Anthony Riccio loved Russia. When he was in grade school, he told his father, "How can we have peace with Russia if we can't speak to them?"

Riccio's death comes on the eve of a U.S.-Russian summit at which Russia's efforts to combat its soaring crime and lawlessness are sure to be on the agenda.

President Boris N. Yeltsin hopes to convince the West that Russia is now stable, ready for full economic partnership and ripe for Western investment.

But first, Western governments need assurances that Russia can stop the dangerous leakage of nuclear materials from the creaky former Soviet military complex. And Western businesses need assurances that Russia is curbing the organized crime that has become a serious threat to economic development here.

"There is only one problem: the bandits. The gangsters," Izvestia economics columnist Mikhail Berger said in an interview last week. "Neither the taxes nor the political risks create problems as serious as the gangsters do. . . . This is a real national problem."

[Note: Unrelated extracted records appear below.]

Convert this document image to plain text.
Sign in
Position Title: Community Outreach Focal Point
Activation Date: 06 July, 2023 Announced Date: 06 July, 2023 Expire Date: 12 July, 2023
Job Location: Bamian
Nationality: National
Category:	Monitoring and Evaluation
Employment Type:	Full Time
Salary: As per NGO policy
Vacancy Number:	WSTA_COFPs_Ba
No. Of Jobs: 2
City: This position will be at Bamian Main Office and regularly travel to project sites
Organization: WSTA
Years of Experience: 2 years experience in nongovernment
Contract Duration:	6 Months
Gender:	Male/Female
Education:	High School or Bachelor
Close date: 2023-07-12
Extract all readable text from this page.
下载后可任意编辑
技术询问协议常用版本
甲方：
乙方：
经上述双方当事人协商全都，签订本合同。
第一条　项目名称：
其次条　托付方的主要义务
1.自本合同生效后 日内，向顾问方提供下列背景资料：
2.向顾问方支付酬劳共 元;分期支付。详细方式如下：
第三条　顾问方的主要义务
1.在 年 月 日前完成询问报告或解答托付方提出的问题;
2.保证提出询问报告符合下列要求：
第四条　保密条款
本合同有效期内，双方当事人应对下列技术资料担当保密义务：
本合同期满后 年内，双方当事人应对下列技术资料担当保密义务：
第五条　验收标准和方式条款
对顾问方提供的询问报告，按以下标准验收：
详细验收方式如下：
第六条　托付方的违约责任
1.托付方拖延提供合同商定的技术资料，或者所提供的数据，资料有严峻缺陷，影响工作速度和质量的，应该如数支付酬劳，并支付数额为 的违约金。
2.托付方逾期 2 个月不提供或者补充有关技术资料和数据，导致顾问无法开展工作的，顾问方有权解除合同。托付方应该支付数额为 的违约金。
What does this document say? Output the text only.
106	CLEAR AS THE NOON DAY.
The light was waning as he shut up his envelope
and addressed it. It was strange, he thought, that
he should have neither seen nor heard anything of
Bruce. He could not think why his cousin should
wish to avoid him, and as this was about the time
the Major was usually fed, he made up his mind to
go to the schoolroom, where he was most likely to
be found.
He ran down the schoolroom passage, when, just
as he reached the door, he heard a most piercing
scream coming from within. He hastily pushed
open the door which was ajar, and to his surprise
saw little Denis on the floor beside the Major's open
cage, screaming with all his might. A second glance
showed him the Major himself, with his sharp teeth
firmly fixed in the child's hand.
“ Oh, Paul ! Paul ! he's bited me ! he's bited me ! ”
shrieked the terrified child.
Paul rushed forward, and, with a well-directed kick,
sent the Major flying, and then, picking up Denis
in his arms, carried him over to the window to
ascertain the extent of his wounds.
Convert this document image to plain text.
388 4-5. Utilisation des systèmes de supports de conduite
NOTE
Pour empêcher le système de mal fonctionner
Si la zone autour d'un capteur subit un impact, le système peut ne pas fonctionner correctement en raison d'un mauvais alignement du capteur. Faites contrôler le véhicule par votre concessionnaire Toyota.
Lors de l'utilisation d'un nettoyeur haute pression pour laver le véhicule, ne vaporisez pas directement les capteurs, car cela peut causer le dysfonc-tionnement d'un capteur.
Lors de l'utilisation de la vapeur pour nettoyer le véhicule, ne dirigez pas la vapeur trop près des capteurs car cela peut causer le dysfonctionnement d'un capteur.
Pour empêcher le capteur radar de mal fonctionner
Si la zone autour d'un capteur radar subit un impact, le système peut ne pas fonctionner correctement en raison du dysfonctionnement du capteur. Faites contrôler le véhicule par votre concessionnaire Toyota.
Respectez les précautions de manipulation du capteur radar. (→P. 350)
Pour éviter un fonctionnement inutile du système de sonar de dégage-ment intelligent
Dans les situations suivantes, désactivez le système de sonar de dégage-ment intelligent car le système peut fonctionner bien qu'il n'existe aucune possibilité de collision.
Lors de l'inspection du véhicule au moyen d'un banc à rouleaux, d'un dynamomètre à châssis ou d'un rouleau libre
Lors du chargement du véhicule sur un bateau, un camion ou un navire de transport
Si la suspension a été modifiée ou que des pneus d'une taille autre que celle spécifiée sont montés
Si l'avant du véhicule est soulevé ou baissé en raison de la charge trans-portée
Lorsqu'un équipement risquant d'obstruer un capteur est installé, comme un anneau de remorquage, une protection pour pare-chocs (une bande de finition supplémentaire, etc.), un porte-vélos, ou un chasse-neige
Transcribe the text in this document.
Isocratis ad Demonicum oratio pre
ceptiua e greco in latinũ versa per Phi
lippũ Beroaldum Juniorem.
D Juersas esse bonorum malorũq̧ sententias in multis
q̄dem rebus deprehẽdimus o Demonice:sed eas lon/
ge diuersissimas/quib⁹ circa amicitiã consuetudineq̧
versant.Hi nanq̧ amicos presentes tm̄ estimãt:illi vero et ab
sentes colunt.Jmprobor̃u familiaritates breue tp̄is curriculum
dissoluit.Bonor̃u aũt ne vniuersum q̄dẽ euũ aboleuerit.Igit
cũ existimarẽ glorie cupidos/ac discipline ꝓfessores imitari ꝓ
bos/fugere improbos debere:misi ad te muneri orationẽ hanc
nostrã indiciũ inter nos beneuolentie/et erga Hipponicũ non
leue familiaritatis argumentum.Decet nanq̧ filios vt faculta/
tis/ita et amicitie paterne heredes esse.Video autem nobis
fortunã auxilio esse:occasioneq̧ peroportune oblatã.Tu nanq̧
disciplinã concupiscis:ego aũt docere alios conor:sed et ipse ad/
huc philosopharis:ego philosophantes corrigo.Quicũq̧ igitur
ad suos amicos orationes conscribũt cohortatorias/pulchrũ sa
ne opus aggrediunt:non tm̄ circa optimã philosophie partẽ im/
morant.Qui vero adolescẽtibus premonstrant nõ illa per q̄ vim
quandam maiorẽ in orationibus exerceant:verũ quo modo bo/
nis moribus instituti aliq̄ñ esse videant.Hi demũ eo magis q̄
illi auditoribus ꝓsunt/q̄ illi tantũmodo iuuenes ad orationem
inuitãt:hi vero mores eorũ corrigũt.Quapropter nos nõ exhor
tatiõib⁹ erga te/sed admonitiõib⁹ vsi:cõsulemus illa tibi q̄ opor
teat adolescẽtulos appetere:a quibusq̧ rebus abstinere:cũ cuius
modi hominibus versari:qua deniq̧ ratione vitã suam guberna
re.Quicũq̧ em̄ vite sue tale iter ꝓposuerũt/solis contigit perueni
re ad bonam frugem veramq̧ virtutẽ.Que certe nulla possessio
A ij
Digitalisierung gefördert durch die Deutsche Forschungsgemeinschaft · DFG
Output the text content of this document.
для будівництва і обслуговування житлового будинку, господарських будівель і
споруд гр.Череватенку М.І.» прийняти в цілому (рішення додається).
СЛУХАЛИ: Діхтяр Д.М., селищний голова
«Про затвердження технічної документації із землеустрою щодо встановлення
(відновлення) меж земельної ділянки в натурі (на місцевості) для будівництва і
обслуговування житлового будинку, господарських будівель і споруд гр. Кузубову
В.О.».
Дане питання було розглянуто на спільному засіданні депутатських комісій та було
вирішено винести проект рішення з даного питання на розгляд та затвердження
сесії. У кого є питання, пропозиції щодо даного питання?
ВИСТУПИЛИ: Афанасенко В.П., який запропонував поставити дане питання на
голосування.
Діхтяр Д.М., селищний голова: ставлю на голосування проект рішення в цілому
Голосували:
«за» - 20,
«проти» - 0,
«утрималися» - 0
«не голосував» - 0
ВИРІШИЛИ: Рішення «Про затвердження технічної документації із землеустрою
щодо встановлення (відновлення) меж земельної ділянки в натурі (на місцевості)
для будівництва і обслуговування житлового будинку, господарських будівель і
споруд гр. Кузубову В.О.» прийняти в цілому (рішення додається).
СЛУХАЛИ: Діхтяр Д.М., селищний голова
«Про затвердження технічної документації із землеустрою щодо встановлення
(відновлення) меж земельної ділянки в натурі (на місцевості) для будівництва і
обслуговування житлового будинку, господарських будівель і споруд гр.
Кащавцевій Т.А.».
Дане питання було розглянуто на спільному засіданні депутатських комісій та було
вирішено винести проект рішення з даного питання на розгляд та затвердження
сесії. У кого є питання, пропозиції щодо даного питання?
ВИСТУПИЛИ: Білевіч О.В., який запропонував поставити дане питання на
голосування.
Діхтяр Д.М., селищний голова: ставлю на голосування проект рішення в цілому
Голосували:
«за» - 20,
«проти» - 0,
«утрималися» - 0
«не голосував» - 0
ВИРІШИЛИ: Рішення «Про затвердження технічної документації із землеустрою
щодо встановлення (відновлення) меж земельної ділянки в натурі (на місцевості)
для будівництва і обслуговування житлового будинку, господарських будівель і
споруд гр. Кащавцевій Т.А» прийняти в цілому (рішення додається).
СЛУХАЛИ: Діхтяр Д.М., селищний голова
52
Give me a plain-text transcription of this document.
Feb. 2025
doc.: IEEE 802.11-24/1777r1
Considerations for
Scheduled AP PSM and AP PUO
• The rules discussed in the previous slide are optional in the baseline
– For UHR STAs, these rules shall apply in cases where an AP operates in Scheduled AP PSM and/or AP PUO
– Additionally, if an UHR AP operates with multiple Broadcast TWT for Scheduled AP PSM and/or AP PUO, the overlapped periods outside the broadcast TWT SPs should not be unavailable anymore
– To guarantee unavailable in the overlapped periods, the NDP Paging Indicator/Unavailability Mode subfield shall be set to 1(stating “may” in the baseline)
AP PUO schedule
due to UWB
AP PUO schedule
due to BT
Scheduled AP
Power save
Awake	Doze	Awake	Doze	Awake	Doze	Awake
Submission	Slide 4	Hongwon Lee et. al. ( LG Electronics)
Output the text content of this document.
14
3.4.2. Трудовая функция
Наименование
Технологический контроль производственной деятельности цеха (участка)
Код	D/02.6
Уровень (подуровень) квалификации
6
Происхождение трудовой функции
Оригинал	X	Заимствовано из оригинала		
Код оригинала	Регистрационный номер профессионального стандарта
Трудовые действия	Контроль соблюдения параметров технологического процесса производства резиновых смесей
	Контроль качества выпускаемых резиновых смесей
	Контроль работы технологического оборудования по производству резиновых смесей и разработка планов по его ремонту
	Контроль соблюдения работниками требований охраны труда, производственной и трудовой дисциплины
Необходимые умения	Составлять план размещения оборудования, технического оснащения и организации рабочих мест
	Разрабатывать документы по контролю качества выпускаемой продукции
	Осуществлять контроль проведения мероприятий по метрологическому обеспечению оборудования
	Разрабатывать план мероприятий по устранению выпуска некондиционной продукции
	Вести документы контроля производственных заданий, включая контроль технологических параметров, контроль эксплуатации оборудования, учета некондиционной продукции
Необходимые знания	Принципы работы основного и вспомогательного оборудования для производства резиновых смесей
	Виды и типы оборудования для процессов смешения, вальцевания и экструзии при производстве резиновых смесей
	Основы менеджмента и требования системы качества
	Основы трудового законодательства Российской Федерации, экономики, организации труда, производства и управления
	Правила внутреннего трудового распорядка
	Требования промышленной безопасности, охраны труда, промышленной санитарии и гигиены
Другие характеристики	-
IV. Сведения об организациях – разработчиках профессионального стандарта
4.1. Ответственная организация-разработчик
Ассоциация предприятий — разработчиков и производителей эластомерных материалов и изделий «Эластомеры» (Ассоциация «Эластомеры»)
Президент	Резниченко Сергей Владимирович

But Riccio's father, John Riccio, said he would not want his son's death to discourage travel and exchange programs in Russia.

"This could have happened in New York City or Boston," Riccio said in a telephone interview from his home in Glastonbury, Conn. "We would support these programs. If we had to do it again, we'd do it again--and Anthony certainly would."

Riccio described his son, who was a junior in the Russian studies program at Brown University in Providence, R.I., as "very effervescent" and "unique."